INFO PerfLogger: <PERFLOG method=OrcGetSplits from=org.apache.hadoop.hive.ql.io.orc.ReaderImpl>
Traceback (most recent call last):
  File "/home/../ex.py", line 24, in <module>
    sc1.sql("select * from default.acid_table").toPandas()
  File "/usr/hdp/current/spark2-client/python/lib/pyspark.zip/pyspark/sql/dataframe.py", line 1585, in toPandas
  File "/usr/hdp/current/spark2-client/python/lib/pyspark.zip/pyspark/sql/dataframe.py", line 391, in collect
  File "/usr/hdp/current/spark2-client/python/lib/py4j-0.10.4-src.zip/py4j/java_gateway.py", line 1133, in __call__
  File "/usr/hdp/current/spark2-client/python/lib/pyspark.zip/pyspark/sql/utils.py", line 63, in deco
  File "/usr/hdp/current/spark2-client/python/lib/py4j-0.10.4-src.zip/py4j/protocol.py", line 319, in get_return_value
py4j.protocol.Py4JJavaError: An error occurred while calling o71.collectToPython.
: java.lang.RuntimeException: serious problem
	at org.apache.hadoop.hive.ql.io.orc.OrcInputFormat.generateSplitsInfo(OrcInputFormat.java:1021)
	at org.apache.hadoop.hive.ql.io.orc.OrcInputFormat.getSplits(OrcInputFormat.java:1048)
	at org.apache.spark.rdd.HadoopRDD.getPartitions(HadoopRDD.scala:202)

Code:

hiveContext = SparkSession.builder.enableHiveSupport().getOrCreate()
hiveContext.sql("select * from default.acid_table").toPandas()

Everything works fine when '0000' suffix is removed from the delta directory.

Please suggest.

1 ACCEPTED SOLUTION

avatar
Contributor

According to https://issues.apache.org/jira/browse/SPARK-15348, spark now is not support transactional hive table.
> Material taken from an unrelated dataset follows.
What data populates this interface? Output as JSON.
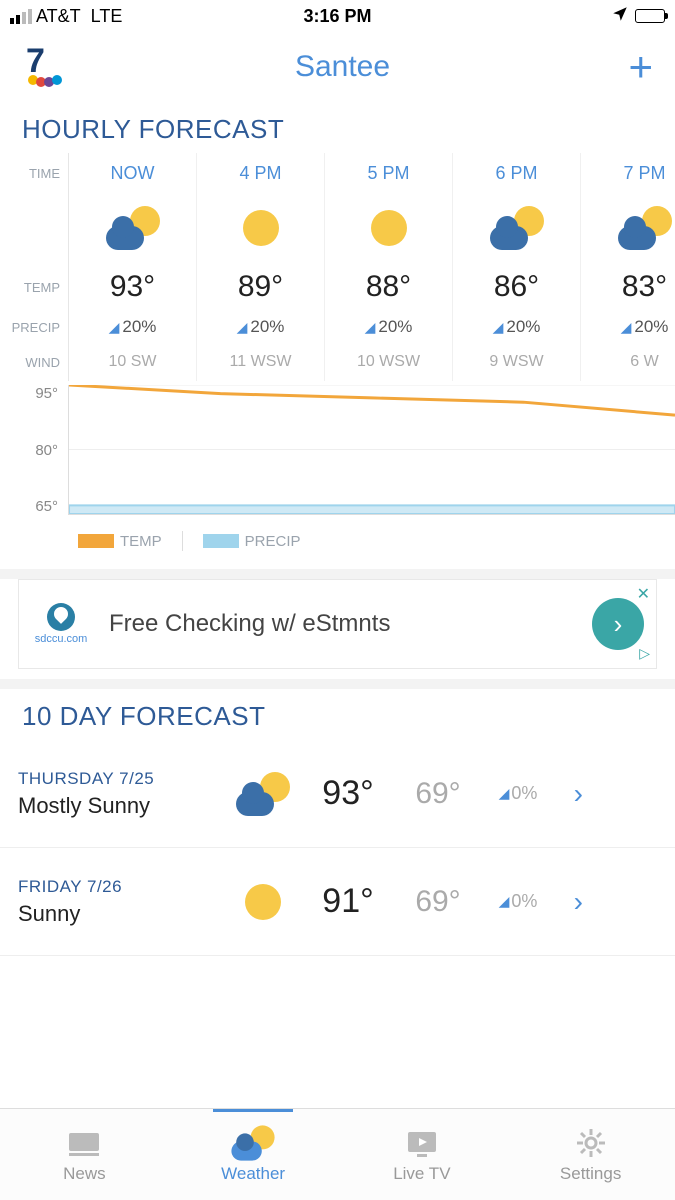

View solution in original post

3 REPLIES 3

avatar
Contributor

According to https://issues.apache.org/jira/browse/SPARK-15348, spark now is not support transactional hive table.

avatar
Master Guru

You will have to wait for the next release of HDP for Spark to Support Hive ACID tables.

avatar
Explorer

Hi @Timothy Spann

So this feature is now supported in HDP 3.0?